Cute dairy bar girls make me feel old. I’m a 27 year old woman now, but I still feel like a dairy bar girl. (OK, maybe I never worked in a dairy bar per se, but I did scoop ice cream at a mini-golf one summer, and it still feels like yesterday.)
I guess when I was a cute ice cream scooper like this one, I thought that people grew up and became adults. I thought that adults were somehow different. I thought that I’d grow up, stop being myself, and somehow become one of them–an adult. But it doesn’t work that way.
I still feel like that dairy bar girl. I look at her and I see me! But the cute dairy bar girl looks at me and sees a 27-year-old woman who for some reason wants to take her picture, and could you hurry up already, lady?
Don’t get me wrong, she was cute and polite and everything a dairy bar girl should be. But to her, I was an adult.

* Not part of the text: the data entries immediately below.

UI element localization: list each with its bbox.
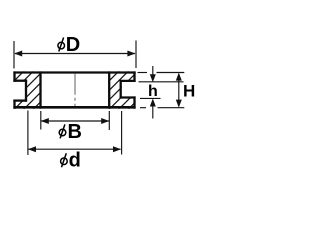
left bore wall (39, 71, 41, 108)
hatching left profile (0, 0, 143, 143)
phi symbol of phiB (59, 124, 66, 138)
h down arrow (150, 74, 156, 82)
phiB right extension (108, 111, 110, 130)
phiD left extension (13, 41, 15, 69)
h up arrow (150, 99, 156, 107)
H top extension line (138, 72, 148, 74)
phid left extension (27, 111, 29, 156)
left outer edge (top flange) (13, 71, 15, 81)
phid left arrow (28, 146, 36, 152)
h top extension line (139, 81, 184, 83)
svg-text:D: D (66, 34, 80, 56)
right outer edge (bottom flange) (133, 96, 135, 108)
left bottom flange top (13, 99, 27, 101)
right flange underside (120, 80, 136, 82)
H down arrow (176, 100, 182, 108)
left outer edge (bottom flange) (13, 100, 15, 109)
H up arrow (176, 73, 182, 81)
H dim line (178, 74, 180, 106)
phid right extension (121, 111, 123, 155)
phi symbol of phiD (58, 38, 65, 52)
phi symbol of phid (61, 153, 68, 167)
h top arrow shaft (152, 66, 154, 75)
svg-text:B: B (68, 121, 82, 143)
right bottom flange top (120, 96, 136, 98)
phid dim line (28, 148, 120, 150)
phiD right arrow (127, 51, 135, 57)
arrowheads (14, 51, 182, 153)
svg-text:h: h (148, 83, 158, 100)
phiB left arrow (41, 118, 49, 124)
phiD left arrow (14, 51, 22, 57)
phiD right extension (135, 41, 137, 69)
h bottom extension line (140, 97, 161, 99)
body outline (13, 71, 135, 108)
right bore wall (108, 71, 110, 108)
left groove bottom wall (25, 80, 27, 102)
right groove bottom wall (120, 80, 122, 99)
left flange underside (13, 80, 27, 82)
hatching right profile (90, 0, 248, 148)
phiD dim line (15, 53, 135, 55)
right outer edge (top flange) (133, 71, 135, 82)
phiB left extension (40, 111, 42, 130)
h bottom arrow shaft (152, 106, 154, 119)
svg-text:d: d (69, 149, 81, 171)
top line (13, 71, 135, 73)
centerline (74, 74, 76, 106)
phiB dim line (41, 120, 109, 122)
dimension lines (14, 41, 184, 156)
svg-text:H: H (183, 82, 195, 101)
phiB right arrow (101, 118, 109, 124)
bottom line (13, 106, 135, 109)
H bottom extension line (140, 107, 146, 109)
phid right arrow (113, 146, 121, 152)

Somehow, some time, I became one of them–the adults. But I’m still a seventeen-year old dairy bar girl at heart. Come to think of it, I’m still that eight-year-old free-spirited child that I used to be, I’m still that twelve-year old tom-boy that I used to be, and I’m still that 21-year old giggler that I used to be.
All this talk about growing up is making me depressed. Depressed enough to crave a treat at my local dairy bar, the one and only…
Gillis’ Drive In Restaurant, Montague, PEI


I know, I’m only 27. I’m still a spring chicken no matter how you look at it when it comes to age. But the principle remains: time keeps marching on and there’s nothing we can do about it.
To give old mother time a run for her money, I try to live life to the fullest as best as I can.
And I try to stop for deep fried Mars bars along the way. (But, you know, just in the Summer. And on the weekends.)